С Максимом Ивановичем, после его приезда, Муравьев успел встретиться только один раз. Посидели за столом в свое удовольствие, вспомнили о походе на восточный берег. И зажил было Пономарев по-новому, но и его скрутило — умер, надорванный заботами и частыми попойками. Умер в крайней бедности, оставив пятерых дочерей, двух сыновей, жену и тещу.
Муравьев в помощь семейству покойного произвел подписку среди офицеров полка. Собрали больше двух тысяч рублей для вдовы, а Максима Ивановича схоронили честь-честью, произвели на могиле в Тифлисе салют.
«За кем же еще теперь смерть охотится?! — угрюмо размышлял Муравьев, возвращаясь в Манглис.— Да и смерть ли людей косит? Не смерть, а время, замороженное дикими законами самодержца, хватает за горло честь и совесть России, душит всех и вся на своем пути! Но что же они там — Никита, Рылеев, Бестужевы! — неужто все заглохло? И от Устимовича ни строчки: разъезжает где-то с Ермоловым по Чечне. Воейков непонятно где: то ли в Петербурге, то ли тоже при командующем?» Не знал Муравьев, что сейчас делалось в Тульчине. Страшная манглисская глухомань давала о себе знать. Тут можно умереть, не помня, какое ныне число...

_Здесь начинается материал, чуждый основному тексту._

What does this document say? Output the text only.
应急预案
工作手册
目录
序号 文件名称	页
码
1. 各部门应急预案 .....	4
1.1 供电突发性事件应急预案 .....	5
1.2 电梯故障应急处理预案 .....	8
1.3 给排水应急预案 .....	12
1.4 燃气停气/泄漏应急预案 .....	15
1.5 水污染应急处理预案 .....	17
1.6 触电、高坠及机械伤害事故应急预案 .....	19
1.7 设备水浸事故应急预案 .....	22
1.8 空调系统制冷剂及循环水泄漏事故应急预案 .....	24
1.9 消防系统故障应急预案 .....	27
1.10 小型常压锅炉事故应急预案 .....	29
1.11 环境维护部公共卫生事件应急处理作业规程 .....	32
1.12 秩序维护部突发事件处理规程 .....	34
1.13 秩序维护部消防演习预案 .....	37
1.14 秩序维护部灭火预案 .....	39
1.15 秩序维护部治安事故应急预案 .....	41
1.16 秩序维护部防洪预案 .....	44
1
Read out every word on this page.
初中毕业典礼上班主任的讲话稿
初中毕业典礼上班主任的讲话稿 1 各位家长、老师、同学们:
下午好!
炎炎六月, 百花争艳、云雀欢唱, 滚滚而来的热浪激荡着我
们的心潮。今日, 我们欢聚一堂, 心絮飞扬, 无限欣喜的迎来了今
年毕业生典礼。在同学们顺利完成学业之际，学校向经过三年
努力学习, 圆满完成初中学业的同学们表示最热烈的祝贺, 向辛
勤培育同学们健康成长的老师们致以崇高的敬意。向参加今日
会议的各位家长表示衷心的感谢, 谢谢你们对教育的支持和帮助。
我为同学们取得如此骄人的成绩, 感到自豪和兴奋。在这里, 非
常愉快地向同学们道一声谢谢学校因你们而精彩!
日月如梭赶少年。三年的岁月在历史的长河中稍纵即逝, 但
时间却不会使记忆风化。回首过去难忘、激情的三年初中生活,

Муравьев подвел гостей к туркменской юрте. И в то время, как он откинул килим и стал показывать содержимое: ковры, хурджуны, очаг с черными холодными углями,— откуда-то неожиданно появился Демка и быстро доложил, что из Тифлиса приехал майор Кашутин с каким-то очень важным известием.
— Пусть пожалует сюда,— отозвался Муравьев. Но денщик не спешил уйти, переминался с ноги на ногу. Полковник понял: весть, видимо, действительно очень важная, Кашутин хочет сообщить ее с глазу на глаз, бег посторонних.
Оставив гостей, Муравьев последовал в штаб-квартиру — большой бревенчатый дом, напоминающий крестьянскую избу, но с красивым крыльцом и зеленой железной крышей. От штаб-квартиры пахло еще свежим лесом: ее только что выстроили. Едва Муравьев переступил порог канцелярии, как майор Кашутин, стоявший у окна, быстро подошел к полковнику и взволнованно доложил:
— Получено прискорбнейшее известие. Государь-император помер по возвращении из крымской поездки. Тифлисское воинство вчера присягнуло новому самодержцу, императору Константину Павловичу. Вот пакет от Вельяминова на ваше имя.